São esses os caminhos que estabelecem e viabilizam a construção de uma continência efetiva e afetiva para a energia potencial que emerge da mente e a expande, quando há um processo criativo de análise.
Ética e vínculo são as a palavras que resumem a nossa travessia-leste
O eixo oeste
Se o oeste é o local geográfico onde o sol se põe, vamos encontrar no oeste psicanalítico as emoções que são produtos de nosso desenvolvimento e de nossa expansão mental. Não nascemos com elas, mas podemos desenvolvê-las: empatia, consideração, compaixão e gratidão.
O tempo e as experiências burilam nossa “pedra que canta”, e ela pode trazer algumas emoções sofisticadas que funcionam como sustentação à vivência analítica.
Com empatia, nos pomos de verdade no lugar do outro. Ganhamos condição de sentir o sofrimento que a pessoa não consegue acolher, e que se transforma em sintomas e atos.
Com empatia, analista e analisando são responsáveis pelos laços construídos, e pela possibilidade preciosa de se trabalhar, em comunhão, sobre estruturas mentais cada vez mais primitivas.
Apreendemos o dizer de Freud (1923/2012, p. 53), em “O eu e o id”, de que o ódio é o precursor do amor. Internalizamos a sugestão de Klein (1957/1975) segundo a qual a inveja trabalhada analiticamente é a precursora da gratidão.

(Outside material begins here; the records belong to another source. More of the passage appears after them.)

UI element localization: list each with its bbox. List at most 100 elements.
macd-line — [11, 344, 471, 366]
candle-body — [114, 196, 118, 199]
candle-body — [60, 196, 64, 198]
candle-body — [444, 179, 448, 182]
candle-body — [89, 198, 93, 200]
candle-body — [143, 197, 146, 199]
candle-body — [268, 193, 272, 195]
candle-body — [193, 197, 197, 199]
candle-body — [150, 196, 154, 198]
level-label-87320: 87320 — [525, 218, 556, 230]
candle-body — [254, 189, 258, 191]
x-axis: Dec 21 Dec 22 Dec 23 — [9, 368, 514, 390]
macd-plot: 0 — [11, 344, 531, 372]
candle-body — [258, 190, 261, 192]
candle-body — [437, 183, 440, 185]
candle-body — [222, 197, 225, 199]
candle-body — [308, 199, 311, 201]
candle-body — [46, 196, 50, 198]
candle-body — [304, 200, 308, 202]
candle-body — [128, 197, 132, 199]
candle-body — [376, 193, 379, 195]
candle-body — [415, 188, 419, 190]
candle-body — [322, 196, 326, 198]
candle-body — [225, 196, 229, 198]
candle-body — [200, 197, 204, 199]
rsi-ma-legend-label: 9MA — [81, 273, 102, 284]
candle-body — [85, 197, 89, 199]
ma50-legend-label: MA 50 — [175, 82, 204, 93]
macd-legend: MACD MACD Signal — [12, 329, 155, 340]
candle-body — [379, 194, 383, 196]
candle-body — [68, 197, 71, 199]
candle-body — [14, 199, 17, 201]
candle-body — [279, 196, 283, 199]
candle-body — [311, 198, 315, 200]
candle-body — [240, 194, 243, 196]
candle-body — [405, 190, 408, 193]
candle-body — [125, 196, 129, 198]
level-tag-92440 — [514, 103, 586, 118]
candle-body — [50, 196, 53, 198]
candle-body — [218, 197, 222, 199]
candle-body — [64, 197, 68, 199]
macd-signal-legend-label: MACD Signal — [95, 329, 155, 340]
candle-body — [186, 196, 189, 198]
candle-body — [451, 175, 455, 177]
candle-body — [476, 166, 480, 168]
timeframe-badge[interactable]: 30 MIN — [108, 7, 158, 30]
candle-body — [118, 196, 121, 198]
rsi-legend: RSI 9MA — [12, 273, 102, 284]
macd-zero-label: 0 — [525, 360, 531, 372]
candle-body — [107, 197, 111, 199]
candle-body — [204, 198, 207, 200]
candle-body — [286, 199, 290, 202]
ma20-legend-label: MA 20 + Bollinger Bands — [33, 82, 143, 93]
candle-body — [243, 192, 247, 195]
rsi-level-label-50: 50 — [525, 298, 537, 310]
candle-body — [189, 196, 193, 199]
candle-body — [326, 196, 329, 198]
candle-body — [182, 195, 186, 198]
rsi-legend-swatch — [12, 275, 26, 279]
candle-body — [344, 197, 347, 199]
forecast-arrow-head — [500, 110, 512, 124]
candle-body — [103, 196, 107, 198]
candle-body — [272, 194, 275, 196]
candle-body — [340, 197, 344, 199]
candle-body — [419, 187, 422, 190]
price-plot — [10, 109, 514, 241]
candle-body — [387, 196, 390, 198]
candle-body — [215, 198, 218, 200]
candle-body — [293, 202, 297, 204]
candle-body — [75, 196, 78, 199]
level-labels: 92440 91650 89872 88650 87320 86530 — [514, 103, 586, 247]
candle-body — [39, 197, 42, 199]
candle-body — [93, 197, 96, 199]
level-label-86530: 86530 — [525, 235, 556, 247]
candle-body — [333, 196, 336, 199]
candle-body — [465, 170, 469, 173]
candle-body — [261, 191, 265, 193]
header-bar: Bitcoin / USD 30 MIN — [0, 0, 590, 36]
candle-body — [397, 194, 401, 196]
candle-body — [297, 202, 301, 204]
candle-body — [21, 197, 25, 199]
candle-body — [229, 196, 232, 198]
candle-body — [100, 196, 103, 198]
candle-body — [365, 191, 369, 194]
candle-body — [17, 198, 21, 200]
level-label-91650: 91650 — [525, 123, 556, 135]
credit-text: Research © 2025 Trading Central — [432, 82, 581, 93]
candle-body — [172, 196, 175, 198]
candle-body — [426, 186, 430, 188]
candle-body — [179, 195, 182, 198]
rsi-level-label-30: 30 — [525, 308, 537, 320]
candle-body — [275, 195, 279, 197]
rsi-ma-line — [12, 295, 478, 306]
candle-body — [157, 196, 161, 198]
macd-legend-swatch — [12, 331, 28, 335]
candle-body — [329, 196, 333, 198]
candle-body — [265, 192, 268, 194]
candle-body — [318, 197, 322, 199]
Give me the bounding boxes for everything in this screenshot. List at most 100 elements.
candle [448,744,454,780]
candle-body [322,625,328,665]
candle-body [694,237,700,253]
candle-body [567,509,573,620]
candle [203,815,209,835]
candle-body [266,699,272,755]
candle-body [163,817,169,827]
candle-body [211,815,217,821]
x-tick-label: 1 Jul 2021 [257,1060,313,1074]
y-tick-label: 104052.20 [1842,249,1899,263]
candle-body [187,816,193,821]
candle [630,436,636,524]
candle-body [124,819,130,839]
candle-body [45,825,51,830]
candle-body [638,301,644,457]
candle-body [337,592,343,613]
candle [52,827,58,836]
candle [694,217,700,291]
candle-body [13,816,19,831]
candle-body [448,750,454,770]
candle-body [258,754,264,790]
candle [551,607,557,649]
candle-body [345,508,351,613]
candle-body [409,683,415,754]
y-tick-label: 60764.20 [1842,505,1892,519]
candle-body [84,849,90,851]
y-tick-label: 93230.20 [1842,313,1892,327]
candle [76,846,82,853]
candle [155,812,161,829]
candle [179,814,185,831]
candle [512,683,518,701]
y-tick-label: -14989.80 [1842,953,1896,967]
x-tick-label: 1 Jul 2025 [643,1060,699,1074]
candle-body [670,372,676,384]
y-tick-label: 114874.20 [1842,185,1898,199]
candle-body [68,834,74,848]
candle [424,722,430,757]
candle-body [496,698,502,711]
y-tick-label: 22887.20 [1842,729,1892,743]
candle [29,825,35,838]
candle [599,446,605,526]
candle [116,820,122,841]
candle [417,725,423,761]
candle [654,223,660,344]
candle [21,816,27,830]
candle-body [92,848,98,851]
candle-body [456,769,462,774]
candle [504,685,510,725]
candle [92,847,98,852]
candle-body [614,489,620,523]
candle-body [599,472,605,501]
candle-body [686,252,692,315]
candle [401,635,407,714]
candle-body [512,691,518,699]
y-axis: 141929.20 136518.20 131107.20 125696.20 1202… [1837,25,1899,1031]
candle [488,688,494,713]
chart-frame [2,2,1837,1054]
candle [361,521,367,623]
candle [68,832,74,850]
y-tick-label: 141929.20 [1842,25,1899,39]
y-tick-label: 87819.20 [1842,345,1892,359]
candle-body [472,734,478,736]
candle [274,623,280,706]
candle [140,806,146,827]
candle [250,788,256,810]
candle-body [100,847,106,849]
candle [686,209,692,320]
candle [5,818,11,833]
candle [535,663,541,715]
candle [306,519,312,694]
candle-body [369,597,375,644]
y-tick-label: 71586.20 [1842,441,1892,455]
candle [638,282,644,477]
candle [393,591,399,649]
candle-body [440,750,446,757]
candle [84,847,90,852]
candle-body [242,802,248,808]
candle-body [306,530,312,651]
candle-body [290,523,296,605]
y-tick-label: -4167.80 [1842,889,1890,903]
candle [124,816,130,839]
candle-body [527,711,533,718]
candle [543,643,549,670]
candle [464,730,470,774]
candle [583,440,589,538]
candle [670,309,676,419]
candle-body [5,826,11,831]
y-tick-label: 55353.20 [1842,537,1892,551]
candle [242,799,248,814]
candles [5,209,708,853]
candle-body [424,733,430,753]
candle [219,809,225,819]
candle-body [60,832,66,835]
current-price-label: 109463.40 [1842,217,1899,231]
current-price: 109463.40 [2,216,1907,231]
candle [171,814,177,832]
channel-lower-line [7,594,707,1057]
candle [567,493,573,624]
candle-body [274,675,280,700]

Consideração é estar no mesmo plano, na mesma região espacial de um astro, ou de uma estrela. Esta é a origem etimológica da palavra “consideração”: fazer parte do mesmo espaço sideral.
Considerar inicia-se com base em uma experiência, viva e humilde, de não saber quem é o outro, de não ter planos pré-determinados em relação ao outro, mas ir conhecendo-o a partir do “nonada”, do silêncio necessário e suportado para que o desconhecido possa emergir, única condição de se aproximar, e conhecer aquele que é diferente de mim.
Respeita-se o outro quando se desenvolve consideração.
“Compaixão é fortaleza”, diz Renato Russo (1989), em “Há tempos”. E confirma, em seguida, dizendo que “lá em casa tem um poço, mas a água é muito limpa”.
Compaixão é produto de água que viajou muito, que desistiu de esperar a vida emergida apenas de águas limpas.
Compaixão é produto das ressacas de um mar lunático, das águas que são sujas porque se movimentam. Compaixão nada tem a ver com remanso.
Empatia, Consideração e Compaixão desembocam na possibilidade da Gratidão. A dedicatória de Grotstein (2007/2010) para o seu analista, em seu livro Um facho de imensa escuridão, diz de forma incisiva: “A Wilfred Bion, minha gratidão por Me permitir reencontrar-me comigo mesmo - e por encorajar-me a brincar com as suas ideias, bem como com as minhas próprias”.
Para finalizar
Este texto pretende ser um testemunho de fé e amor no método psicanalítico.
É preciso estar presente no que se diz e no que se faz para ser reconhecido, de verdade.
A integração é possível quando se podem criar laços. O eu sendo em mim e o eu sendo no mundo são os nossos desafios.
Os pontos cardeais mencionados podem ser decisivos na construção dessa caminhada e na possibilidade de haver uma tessitura sintônica com a nossa voz.
Da integração viva de nossas diferenças, surgem homens e mulheres vitalizados e vitalizadores, artífices de uma psicanálise possível e fértil, porque viva.